Noch deutlicher wird dieses Prinzip bei Soft on the Inside. Der Name verrät ausnahmsweise ziemlich genau, worum es geht. Die Denim-Qualität wird für Frauen und Männer angeboten und besitzt eine weich angeraute Innenseite. Außen bleibt der vertraute Jeans-Look erhalten, innen wird es wärmer und weicher. Das könnte eine der pragmatischsten Denim-Ideen der Saison sein. Denn Mode beschäftigt sich gerne ausführlich damit, wie Kleidung aussieht, während die Frage, wie sie sich an einem kalten Novembermorgen anfühlt, erstaunlich selten für große Begeisterung sorgt. Dabei entscheidet genau das häufig darüber, welches Stück tatsächlich getragen wird. Eine Jeans, die nur auf dem Bügel überzeugt, hat letztlich ein logistisches Problem.

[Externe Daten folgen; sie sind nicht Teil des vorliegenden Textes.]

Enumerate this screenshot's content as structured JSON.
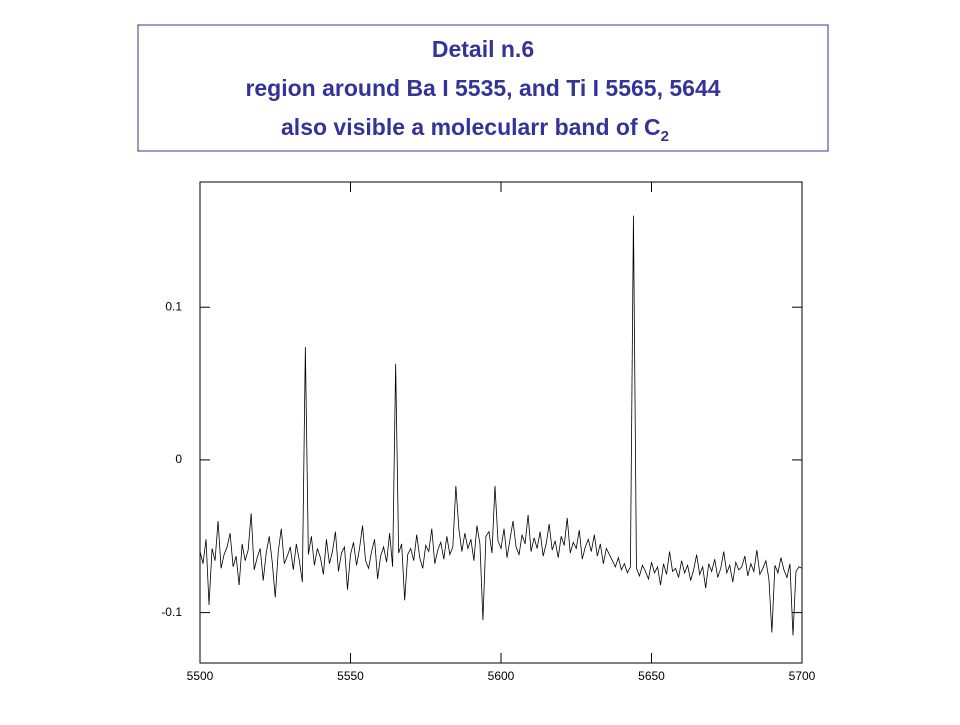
{
  "header": {
    "title_lines": [
      "Detail n.6",
      "region around Ba I 5535, and Ti I 5565, 5644",
      "also visible a molecularr band of C"
    ],
    "title_subscript": "2"
  },
  "chart_data": {
    "type": "line",
    "color": "#000000",
    "x": [
      5500,
      5501,
      5502,
      5503,
      5504,
      5505,
      5506,
      5507,
      5508,
      5509,
      5510,
      5511,
      5512,
      5513,
      5514,
      5515,
      5516,
      5517,
      5518,
      5519,
      5520,
      5521,
      5522,
      5523,
      5524,
      5525,
      5526,
      5527,
      5528,
      5529,
      5530,
      5531,
      5532,
      5533,
      5534,
      5535,
      5536,
      5537,
      5538,
      5539,
      5540,
      5541,
      5542,
      5543,
      5544,
      5545,
      5546,
      5547,
      5548,
      5549,
      5550,
      5551,
      5552,
      5553,
      5554,
      5555,
      5556,
      5557,
      5558,
      5559,
      5560,
      5561,
      5562,
      5563,
      5564,
      5565,
      5566,
      5567,
      5568,
      5569,
      5570,
      5571,
      5572,
      5573,
      5574,
      5575,
      5576,
      5577,
      5578,
      5579,
      5580,
      5581,
      5582,
      5583,
      5584,
      5585,
      5586,
      5587,
      5588,
      5589,
      5590,
      5591,
      5592,
      5593,
      5594,
      5595,
      5596,
      5597,
      5598,
      5599,
      5600,
      5601,
      5602,
      5603,
      5604,
      5605,
      5606,
      5607,
      5608,
      5609,
      5610,
      5611,
      5612,
      5613,
      5614,
      5615,
      5616,
      5617,
      5618,
      5619,
      5620,
      5621,
      5622,
      5623,
      5624,
      5625,
      5626,
      5627,
      5628,
      5629,
      5630,
      5631,
      5632,
      5633,
      5634,
      5635,
      5636,
      5637,
      5638,
      5639,
      5640,
      5641,
      5642,
      5643,
      5644,
      5645,
      5646,
      5647,
      5648,
      5649,
      5650,
      5651,
      5652,
      5653,
      5654,
      5655,
      5656,
      5657,
      5658,
      5659,
      5660,
      5661,
      5662,
      5663,
      5664,
      5665,
      5666,
      5667,
      5668,
      5669,
      5670,
      5671,
      5672,
      5673,
      5674,
      5675,
      5676,
      5677,
      5678,
      5679,
      5680,
      5681,
      5682,
      5683,
      5684,
      5685,
      5686,
      5687,
      5688,
      5689,
      5690,
      5691,
      5692,
      5693,
      5694,
      5695,
      5696,
      5697,
      5698,
      5699,
      5700
    ],
    "values": [
      -0.06,
      -0.068,
      -0.052,
      -0.095,
      -0.058,
      -0.066,
      -0.04,
      -0.071,
      -0.062,
      -0.057,
      -0.048,
      -0.07,
      -0.063,
      -0.082,
      -0.055,
      -0.066,
      -0.059,
      -0.035,
      -0.072,
      -0.064,
      -0.058,
      -0.079,
      -0.061,
      -0.05,
      -0.067,
      -0.09,
      -0.06,
      -0.045,
      -0.068,
      -0.063,
      -0.057,
      -0.072,
      -0.055,
      -0.066,
      -0.08,
      0.074,
      -0.062,
      -0.05,
      -0.069,
      -0.058,
      -0.064,
      -0.075,
      -0.052,
      -0.068,
      -0.06,
      -0.047,
      -0.073,
      -0.061,
      -0.057,
      -0.085,
      -0.062,
      -0.054,
      -0.069,
      -0.058,
      -0.043,
      -0.066,
      -0.071,
      -0.06,
      -0.052,
      -0.078,
      -0.063,
      -0.057,
      -0.067,
      -0.048,
      -0.07,
      0.063,
      -0.061,
      -0.055,
      -0.092,
      -0.062,
      -0.058,
      -0.066,
      -0.049,
      -0.064,
      -0.071,
      -0.056,
      -0.06,
      -0.045,
      -0.068,
      -0.059,
      -0.054,
      -0.065,
      -0.05,
      -0.062,
      -0.057,
      -0.017,
      -0.045,
      -0.06,
      -0.048,
      -0.058,
      -0.052,
      -0.066,
      -0.043,
      -0.055,
      -0.105,
      -0.05,
      -0.047,
      -0.061,
      -0.017,
      -0.053,
      -0.058,
      -0.045,
      -0.064,
      -0.052,
      -0.04,
      -0.057,
      -0.062,
      -0.049,
      -0.055,
      -0.036,
      -0.06,
      -0.051,
      -0.058,
      -0.047,
      -0.063,
      -0.055,
      -0.042,
      -0.059,
      -0.053,
      -0.064,
      -0.05,
      -0.056,
      -0.038,
      -0.061,
      -0.054,
      -0.058,
      -0.046,
      -0.065,
      -0.057,
      -0.052,
      -0.06,
      -0.049,
      -0.063,
      -0.055,
      -0.068,
      -0.058,
      -0.062,
      -0.066,
      -0.07,
      -0.064,
      -0.072,
      -0.068,
      -0.074,
      -0.07,
      0.16,
      -0.071,
      -0.076,
      -0.069,
      -0.073,
      -0.078,
      -0.067,
      -0.074,
      -0.07,
      -0.082,
      -0.068,
      -0.075,
      -0.06,
      -0.073,
      -0.071,
      -0.077,
      -0.066,
      -0.074,
      -0.069,
      -0.079,
      -0.072,
      -0.062,
      -0.075,
      -0.07,
      -0.084,
      -0.068,
      -0.073,
      -0.065,
      -0.077,
      -0.071,
      -0.06,
      -0.074,
      -0.069,
      -0.08,
      -0.067,
      -0.072,
      -0.07,
      -0.063,
      -0.076,
      -0.068,
      -0.073,
      -0.059,
      -0.075,
      -0.071,
      -0.066,
      -0.078,
      -0.113,
      -0.069,
      -0.074,
      -0.064,
      -0.072,
      -0.077,
      -0.068,
      -0.115,
      -0.073,
      -0.07,
      -0.071
    ],
    "xlim": [
      5500,
      5700
    ],
    "xticks": [
      5500,
      5550,
      5600,
      5650,
      5700
    ],
    "ylim": [
      -0.133,
      0.182
    ],
    "yticks": [
      -0.1,
      0,
      0.1
    ]
  }
}
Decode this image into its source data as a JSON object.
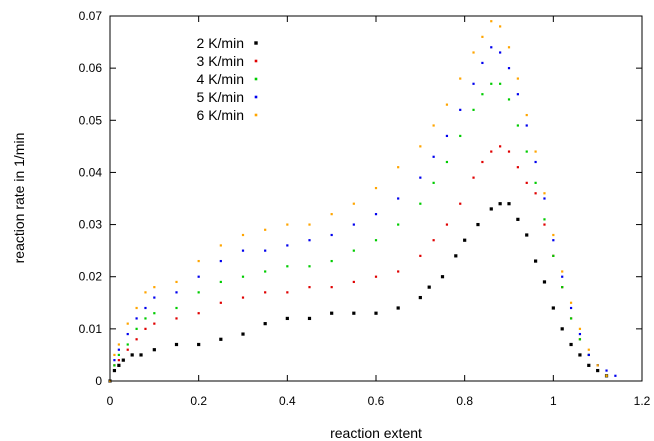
{
  "chart_data": {
    "type": "scatter",
    "xlabel": "reaction extent",
    "ylabel": "reaction rate in 1/min",
    "xlim": [
      0,
      1.2
    ],
    "ylim": [
      0,
      0.07
    ],
    "xticks": [
      "0",
      "0.2",
      "0.4",
      "0.6",
      "0.8",
      "1",
      "1.2"
    ],
    "yticks": [
      "0",
      "0.01",
      "0.02",
      "0.03",
      "0.04",
      "0.05",
      "0.06",
      "0.07"
    ],
    "grid": false,
    "legend": "top-left",
    "series": [
      {
        "name": "2 K/min",
        "color": "#000000",
        "points": [
          [
            0.0,
            0.0
          ],
          [
            0.01,
            0.002
          ],
          [
            0.02,
            0.003
          ],
          [
            0.03,
            0.004
          ],
          [
            0.05,
            0.005
          ],
          [
            0.07,
            0.005
          ],
          [
            0.1,
            0.006
          ],
          [
            0.15,
            0.007
          ],
          [
            0.2,
            0.007
          ],
          [
            0.25,
            0.008
          ],
          [
            0.3,
            0.009
          ],
          [
            0.35,
            0.011
          ],
          [
            0.4,
            0.012
          ],
          [
            0.45,
            0.012
          ],
          [
            0.5,
            0.013
          ],
          [
            0.55,
            0.013
          ],
          [
            0.6,
            0.013
          ],
          [
            0.65,
            0.014
          ],
          [
            0.7,
            0.016
          ],
          [
            0.72,
            0.018
          ],
          [
            0.75,
            0.02
          ],
          [
            0.78,
            0.024
          ],
          [
            0.8,
            0.027
          ],
          [
            0.83,
            0.03
          ],
          [
            0.86,
            0.033
          ],
          [
            0.88,
            0.034
          ],
          [
            0.9,
            0.034
          ],
          [
            0.92,
            0.031
          ],
          [
            0.94,
            0.028
          ],
          [
            0.96,
            0.023
          ],
          [
            0.98,
            0.019
          ],
          [
            1.0,
            0.014
          ],
          [
            1.02,
            0.01
          ],
          [
            1.04,
            0.007
          ],
          [
            1.06,
            0.005
          ],
          [
            1.08,
            0.003
          ],
          [
            1.1,
            0.002
          ],
          [
            1.12,
            0.001
          ]
        ]
      },
      {
        "name": "3 K/min",
        "color": "#e00000",
        "points": [
          [
            0.0,
            0.0
          ],
          [
            0.01,
            0.003
          ],
          [
            0.02,
            0.004
          ],
          [
            0.04,
            0.006
          ],
          [
            0.06,
            0.008
          ],
          [
            0.08,
            0.01
          ],
          [
            0.1,
            0.011
          ],
          [
            0.15,
            0.012
          ],
          [
            0.2,
            0.013
          ],
          [
            0.25,
            0.015
          ],
          [
            0.3,
            0.016
          ],
          [
            0.35,
            0.017
          ],
          [
            0.4,
            0.017
          ],
          [
            0.45,
            0.018
          ],
          [
            0.5,
            0.018
          ],
          [
            0.55,
            0.019
          ],
          [
            0.6,
            0.02
          ],
          [
            0.65,
            0.021
          ],
          [
            0.7,
            0.024
          ],
          [
            0.73,
            0.027
          ],
          [
            0.76,
            0.03
          ],
          [
            0.79,
            0.034
          ],
          [
            0.82,
            0.039
          ],
          [
            0.84,
            0.042
          ],
          [
            0.86,
            0.044
          ],
          [
            0.88,
            0.045
          ],
          [
            0.9,
            0.044
          ],
          [
            0.92,
            0.041
          ],
          [
            0.94,
            0.038
          ],
          [
            0.96,
            0.036
          ],
          [
            0.98,
            0.03
          ],
          [
            1.0,
            0.024
          ],
          [
            1.02,
            0.018
          ],
          [
            1.04,
            0.012
          ],
          [
            1.06,
            0.008
          ],
          [
            1.08,
            0.005
          ],
          [
            1.1,
            0.003
          ],
          [
            1.12,
            0.001
          ]
        ]
      },
      {
        "name": "4 K/min",
        "color": "#00cc00",
        "points": [
          [
            0.0,
            0.0
          ],
          [
            0.01,
            0.003
          ],
          [
            0.02,
            0.005
          ],
          [
            0.04,
            0.007
          ],
          [
            0.06,
            0.01
          ],
          [
            0.08,
            0.012
          ],
          [
            0.1,
            0.013
          ],
          [
            0.15,
            0.014
          ],
          [
            0.2,
            0.017
          ],
          [
            0.25,
            0.019
          ],
          [
            0.3,
            0.02
          ],
          [
            0.35,
            0.021
          ],
          [
            0.4,
            0.022
          ],
          [
            0.45,
            0.022
          ],
          [
            0.5,
            0.023
          ],
          [
            0.55,
            0.025
          ],
          [
            0.6,
            0.027
          ],
          [
            0.65,
            0.03
          ],
          [
            0.7,
            0.034
          ],
          [
            0.73,
            0.038
          ],
          [
            0.76,
            0.042
          ],
          [
            0.79,
            0.047
          ],
          [
            0.82,
            0.052
          ],
          [
            0.84,
            0.055
          ],
          [
            0.86,
            0.057
          ],
          [
            0.88,
            0.057
          ],
          [
            0.9,
            0.054
          ],
          [
            0.92,
            0.049
          ],
          [
            0.94,
            0.044
          ],
          [
            0.96,
            0.038
          ],
          [
            0.98,
            0.031
          ],
          [
            1.0,
            0.024
          ],
          [
            1.02,
            0.018
          ],
          [
            1.04,
            0.012
          ],
          [
            1.06,
            0.008
          ],
          [
            1.08,
            0.005
          ],
          [
            1.1,
            0.003
          ],
          [
            1.12,
            0.001
          ]
        ]
      },
      {
        "name": "5 K/min",
        "color": "#0000ee",
        "points": [
          [
            0.0,
            0.0
          ],
          [
            0.01,
            0.004
          ],
          [
            0.02,
            0.006
          ],
          [
            0.04,
            0.009
          ],
          [
            0.06,
            0.012
          ],
          [
            0.08,
            0.014
          ],
          [
            0.1,
            0.016
          ],
          [
            0.15,
            0.017
          ],
          [
            0.2,
            0.02
          ],
          [
            0.25,
            0.023
          ],
          [
            0.3,
            0.025
          ],
          [
            0.35,
            0.025
          ],
          [
            0.4,
            0.026
          ],
          [
            0.45,
            0.027
          ],
          [
            0.5,
            0.028
          ],
          [
            0.55,
            0.03
          ],
          [
            0.6,
            0.032
          ],
          [
            0.65,
            0.035
          ],
          [
            0.7,
            0.039
          ],
          [
            0.73,
            0.043
          ],
          [
            0.76,
            0.047
          ],
          [
            0.79,
            0.052
          ],
          [
            0.82,
            0.057
          ],
          [
            0.84,
            0.061
          ],
          [
            0.86,
            0.064
          ],
          [
            0.88,
            0.063
          ],
          [
            0.9,
            0.06
          ],
          [
            0.92,
            0.055
          ],
          [
            0.94,
            0.049
          ],
          [
            0.96,
            0.042
          ],
          [
            0.98,
            0.035
          ],
          [
            1.0,
            0.027
          ],
          [
            1.02,
            0.02
          ],
          [
            1.04,
            0.014
          ],
          [
            1.06,
            0.009
          ],
          [
            1.08,
            0.005
          ],
          [
            1.1,
            0.003
          ],
          [
            1.12,
            0.002
          ],
          [
            1.14,
            0.001
          ]
        ]
      },
      {
        "name": "6 K/min",
        "color": "#ffa500",
        "points": [
          [
            0.0,
            0.0
          ],
          [
            0.01,
            0.005
          ],
          [
            0.02,
            0.007
          ],
          [
            0.04,
            0.011
          ],
          [
            0.06,
            0.014
          ],
          [
            0.08,
            0.017
          ],
          [
            0.1,
            0.018
          ],
          [
            0.15,
            0.019
          ],
          [
            0.2,
            0.023
          ],
          [
            0.25,
            0.026
          ],
          [
            0.3,
            0.028
          ],
          [
            0.35,
            0.029
          ],
          [
            0.4,
            0.03
          ],
          [
            0.45,
            0.03
          ],
          [
            0.5,
            0.032
          ],
          [
            0.55,
            0.034
          ],
          [
            0.6,
            0.037
          ],
          [
            0.65,
            0.041
          ],
          [
            0.7,
            0.045
          ],
          [
            0.73,
            0.049
          ],
          [
            0.76,
            0.053
          ],
          [
            0.79,
            0.058
          ],
          [
            0.82,
            0.063
          ],
          [
            0.84,
            0.066
          ],
          [
            0.86,
            0.069
          ],
          [
            0.88,
            0.068
          ],
          [
            0.9,
            0.064
          ],
          [
            0.92,
            0.058
          ],
          [
            0.94,
            0.051
          ],
          [
            0.96,
            0.044
          ],
          [
            0.98,
            0.036
          ],
          [
            1.0,
            0.028
          ],
          [
            1.02,
            0.021
          ],
          [
            1.04,
            0.015
          ],
          [
            1.06,
            0.01
          ],
          [
            1.08,
            0.006
          ],
          [
            1.1,
            0.003
          ],
          [
            1.12,
            0.001
          ]
        ]
      }
    ]
  }
}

Für Mustang ist diese Konzentration auf Denim zugleich eine Rückkehr zum eigenen Kern. Die Unternehmensgeschichte reicht bis 1932 zurück. Aus einem Familienbetrieb für Arbeitskleidung entwickelte sich die Marke zu einem der frühen europäischen Denim-Spezialisten; heute sitzt die Mustang GmbH in Schwäbisch Hall-Hessental. 2022 wurde die Markenidentität strategisch überarbeitet und mit dem German Brand Award unter anderem als „Brand Revival of the Year“ ausgezeichnet. Interessanter als die Historie ist jedoch, was eine solche Denim-Marke heute daraus macht. Denn Jeans befinden sich in einer merkwürdigen Position: Sie sind modisch und gleichzeitig weitgehend immun gegen Mode. Waschungen wechseln, Bundhöhen wandern, Beine werden enger, weiter, länger und kürzer – das Grundprodukt bleibt bestehen. Kaum ein anderes Kleidungsstück erlaubt so viele Veränderungen, ohne seine Identität zu verlieren.





Die Fall/Winter-Kollektion 2026 nutzt genau diesen Spielraum. Kleo verändert die Silhouette, Stay Indigo beschäftigt sich mit Farbe, die Vegas Family mit Beweglichkeit, Thermolite mit Temperatur und Soft on the Inside mit dem Gefühl auf der Haut. Candiani und Selvedge erinnern gleichzeitig daran, dass Fortschritt bei Denim nicht bedeuten muss, seine Vergangenheit loszuwerden.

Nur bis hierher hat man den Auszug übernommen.